Biologists, César Villamil, Alejandro Pérez, Alejandro Montañez, Ingrid Obando y Eric Cubillos: members of Aves-Tamiento en Humdales, a wonderful Colombian group of environmentalists, led a fantastic citizen science event in Bogotá, Colombia. The event aimed to increase community involvement in scientific and outdoor activities, as well as sharing information with the public about local birds and the conservation of their habitats. In Bogotá and other large Colombian cities, habitat fragmentation and deforestation have become big environmental issues, as their population, urbanization, and pollution rapidly increases. The Blue-winged Teal, a migratory bird that spends its Northern Hemisphere’s winters in the warmer Southern wetlands of Latin America, has been greatly affected by the pollution of Bogota’s wetlands and their surroundings. Participants had a chance to engage in several activities, which promoted the dialog regarding the different ways they could improve the environmental quality in their communities, as well as help their local birds and wildlife.
The event consisted of three sessions that included illustration, fun educational activities, and a chance to explore Bogota’s natural areas. The goal was to provide a safe space to learn about local wildlife, enjoy the outdoors, and increase local environmental awareness.
Saul Martin, a talented scientific illustrator of urban birds, took part in the event, too! He talked about his life; in particular, about his career path, where he has combined his two passions: biology and illustration. Participants listened as Saul surprised many when he said being a scientific illustrator started as a hobby! His passion then progressed into a career. His story was a perfect example for the audience to see art in a new light, as a tool in science and as a tool in promoting bird conservation. The speaker’s enthusiasm for conservation motivated old and young participants to join the scientific community through advocacy and participation in citizen science, and more. After listening and asking questions, participants had an amazing opportunity to learn how to draw birds from the experts! Saul, and three Suba’s graffiti artists, Camilo Esteban Flautero, Milton Manuel Forero, y Edilson Rodríguez, taught adults and youth how to draw birds, and how their art could be a way to promote environmental stewardship. At the end of the activity, participants felt confident enough to teach their family and friends how to draw birds.

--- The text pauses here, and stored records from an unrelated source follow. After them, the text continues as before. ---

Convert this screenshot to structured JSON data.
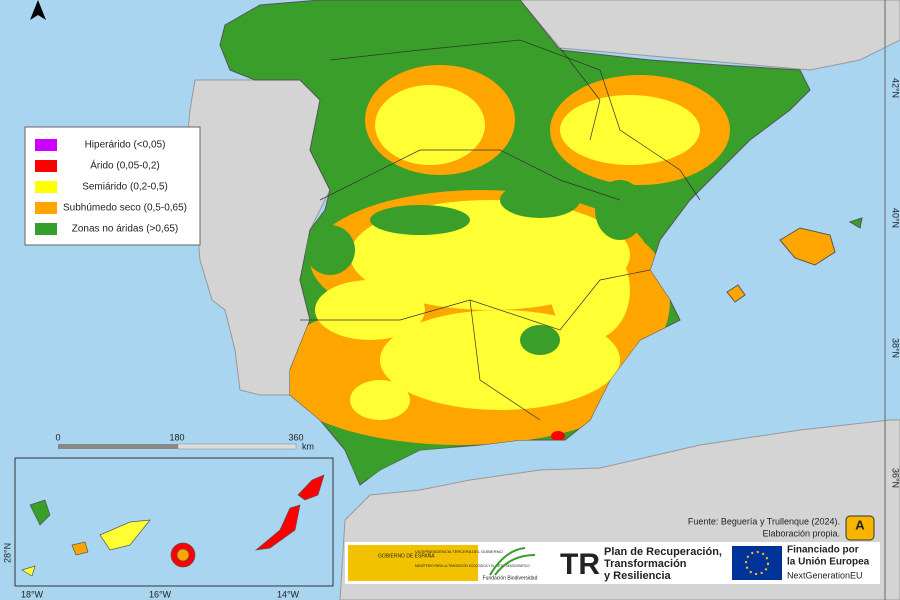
{
  "legend": [
    {
      "label": "Hiperárido (<0,05)",
      "color": "#cc00ff"
    },
    {
      "label": "Árido (0,05-0,2)",
      "color": "#ff0000"
    },
    {
      "label": "Semiárido (0,2-0,5)",
      "color": "#ffff00"
    },
    {
      "label": "Subhúmedo seco (0,5-0,65)",
      "color": "#ffa500"
    },
    {
      "label": "Zonas no áridas (>0,65)",
      "color": "#33a02c"
    }
  ],
  "scale_bar": {
    "ticks": [
      "0",
      "180",
      "360"
    ],
    "unit": "km"
  },
  "latitude_labels": [
    "42°N",
    "40°N",
    "38°N",
    "36°N"
  ],
  "inset": {
    "latitude_label": "28°N",
    "longitude_labels": [
      "18°W",
      "16°W",
      "14°W"
    ]
  },
  "source": {
    "line1": "Fuente: Beguería y Trullenque (2024).",
    "line2": "Elaboración propia.",
    "badge": "A"
  },
  "logos": {
    "gobierno": "GOBIERNO DE ESPAÑA",
    "vicepresidencia": "VICEPRESIDENCIA TERCERA DEL GOBIERNO",
    "ministerio": "MINISTERIO PARA LA TRANSICIÓN ECOLÓGICA Y EL RETO DEMOGRÁFICO",
    "fundacion": "Fundación Biodiversidad",
    "plan": [
      "Plan de Recuperación,",
      "Transformación",
      "y Resiliencia"
    ],
    "eu": [
      "Financiado por",
      "la Unión Europea"
    ],
    "nextgen": "NextGenerationEU"
  }
}
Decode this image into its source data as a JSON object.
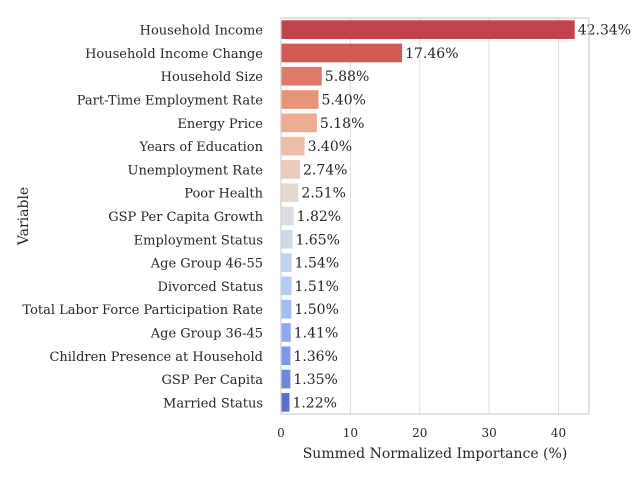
{
  "chart_data": {
    "type": "bar",
    "orientation": "horizontal",
    "xlabel": "Summed Normalized Importance (%)",
    "ylabel": "Variable",
    "xlim": [
      0,
      44.4
    ],
    "xticks": [
      0,
      10,
      20,
      30,
      40
    ],
    "grid": "vertical",
    "categories": [
      "Household Income",
      "Household Income Change",
      "Household Size",
      "Part-Time Employment Rate",
      "Energy Price",
      "Years of Education",
      "Unemployment Rate",
      "Poor Health",
      "GSP Per Capita Growth",
      "Employment Status",
      "Age Group 46-55",
      "Divorced Status",
      "Total Labor Force Participation Rate",
      "Age Group 36-45",
      "Children Presence at Household",
      "GSP Per Capita",
      "Married Status"
    ],
    "values": [
      42.34,
      17.46,
      5.88,
      5.4,
      5.18,
      3.4,
      2.74,
      2.51,
      1.82,
      1.65,
      1.54,
      1.51,
      1.5,
      1.41,
      1.36,
      1.35,
      1.22
    ],
    "value_labels": [
      "42.34%",
      "17.46%",
      "5.88%",
      "5.40%",
      "5.18%",
      "3.40%",
      "2.74%",
      "2.51%",
      "1.82%",
      "1.65%",
      "1.54%",
      "1.51%",
      "1.50%",
      "1.41%",
      "1.36%",
      "1.35%",
      "1.22%"
    ],
    "colors": [
      "#c0424b",
      "#d25a55",
      "#df7a69",
      "#e8947b",
      "#edab90",
      "#f0bea8",
      "#eccbbd",
      "#e6d8d1",
      "#dcdde2",
      "#cfd9ea",
      "#c3d3f2",
      "#b4c9f6",
      "#a3bcf7",
      "#90aaf2",
      "#7f98ea",
      "#6f86e0",
      "#5b6fcf"
    ],
    "palette": "coolwarm (reversed)"
  }
}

Another exciting bird walk took place in a more urban setting, in the eastern hills of Sede Venado de Oro in the Alexander von Humboldt Institute. Every participant had the chance to watch birds they usually passed on their way to work, to school or on the way home, with a new light! The group was very excited as they passed a copy of a bird guide around, each participant trying to find information about the birds they were noticing around. Those involved took free educational materials home; so that, they could share them with their friends or family after the event was over.
The application ebird was shared with the participants, and they were able to become part of the global scientific community that focuses on understanding and conserving bird populations! The participants entered their bird observations during the outdoor group walks and were very excited to share ebird with their friends!
At the end of the event, everyone received a certificate of participation. Every person left knowing they were better equipped to help scientists, their own communities, and the local birds. The event also helped city residents learn about local places they could go alone or with friends and family, to enjoy nature and watch the beautiful birds. It was a marvelous event that encouraged participants to take an active role in the conservation of birds and their habitats.